Development of sign language learning system/
Caryl Ann O. Eusoya, Justin Lloyd P. Magat, Raffy A. Morada, Jecele A. Sombese, and Danica C. Valera .--
- Manila: Technological University of the Philippines, 2024.
- x, 156pages: 29cm. +1 CD-ROM (4 3/4in.)
Thesis (undergraduate)
College of Industrial Technology.--
Includes bibliography:
This thesis presents the development of a sign language learning system to improve American Sign Language (ASL) education for both hearing and non-hearing individuals in the Philippines. The barriers to deaf education and difficulties in accessing ASL instruction motivated this research. The system was designed using Python, TypeScript, Tailwind, Next.js, Flask, LSTM neural networks, and MediaPipe for motion tracking. It utilizes a camera for gesture recognition, a monitor for interactive video lessons, and assessments to track progress.

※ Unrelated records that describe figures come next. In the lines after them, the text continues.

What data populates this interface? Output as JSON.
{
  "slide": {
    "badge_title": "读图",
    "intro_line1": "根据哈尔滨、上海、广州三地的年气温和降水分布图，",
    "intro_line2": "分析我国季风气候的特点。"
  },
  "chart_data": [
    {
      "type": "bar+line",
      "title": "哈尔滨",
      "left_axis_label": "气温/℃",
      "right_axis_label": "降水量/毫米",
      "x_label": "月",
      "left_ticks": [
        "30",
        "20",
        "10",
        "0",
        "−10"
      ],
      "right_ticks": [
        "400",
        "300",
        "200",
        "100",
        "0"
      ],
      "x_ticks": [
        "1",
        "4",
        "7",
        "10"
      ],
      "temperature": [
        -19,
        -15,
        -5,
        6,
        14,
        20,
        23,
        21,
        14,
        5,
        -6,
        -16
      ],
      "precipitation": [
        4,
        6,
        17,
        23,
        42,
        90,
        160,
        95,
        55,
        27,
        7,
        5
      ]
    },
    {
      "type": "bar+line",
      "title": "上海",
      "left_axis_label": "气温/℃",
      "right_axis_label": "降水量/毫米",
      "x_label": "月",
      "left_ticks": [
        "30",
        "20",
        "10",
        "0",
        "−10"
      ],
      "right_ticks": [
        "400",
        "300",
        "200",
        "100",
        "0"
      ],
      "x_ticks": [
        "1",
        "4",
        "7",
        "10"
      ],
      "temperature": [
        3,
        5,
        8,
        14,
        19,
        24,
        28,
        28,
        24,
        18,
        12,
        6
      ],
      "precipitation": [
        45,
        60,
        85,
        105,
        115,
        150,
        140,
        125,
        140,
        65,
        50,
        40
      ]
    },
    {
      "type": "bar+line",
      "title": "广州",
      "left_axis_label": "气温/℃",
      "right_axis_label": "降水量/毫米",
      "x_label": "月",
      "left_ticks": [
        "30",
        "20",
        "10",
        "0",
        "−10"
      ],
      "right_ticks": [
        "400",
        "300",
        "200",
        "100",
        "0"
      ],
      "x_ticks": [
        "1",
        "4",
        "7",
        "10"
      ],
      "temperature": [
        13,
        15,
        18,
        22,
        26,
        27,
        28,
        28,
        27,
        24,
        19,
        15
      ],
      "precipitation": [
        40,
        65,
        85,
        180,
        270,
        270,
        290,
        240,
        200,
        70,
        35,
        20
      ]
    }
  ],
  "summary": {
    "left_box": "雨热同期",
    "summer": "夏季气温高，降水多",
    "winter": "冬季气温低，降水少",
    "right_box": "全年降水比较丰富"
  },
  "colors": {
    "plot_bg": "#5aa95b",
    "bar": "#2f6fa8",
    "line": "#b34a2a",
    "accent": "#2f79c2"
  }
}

Testing was conducted with hearing and non-hearing students, as well as experts, using ISO 25010 quality standards. Results showed 88.89% passed test cases in the second iteration, indicating high system reliability. Overall effectiveness evaluations revealed excellent ease of use, quality of output, accuracy, and performance. Twenty four (24) respondents evaluated the project using Likert’s scale and the descriptive interpretation of the mean for functionality (x̄= 4.63), usability (x̄= 4.73), efficiency (x̄= 4.69), credibility (x̄= 4.48), and cost-effectiveness (x̄= 4.94), with an over all mean of 4.69 that indicates a descriptive rating of strongly agree. The learning system enables an immersive ASL education experience tailored to beginner and intermediate skills. It facilitates inclusive learning spaces while promoting awareness. This research successfully demonstrates the potential for motion-based technologies to transform sign language pedagogy through adaptive, engaging multi-media tools. The system can be expanded through advanced vocabulary, optimized tracking, and personalized assessments to spread accessible ASL literacy.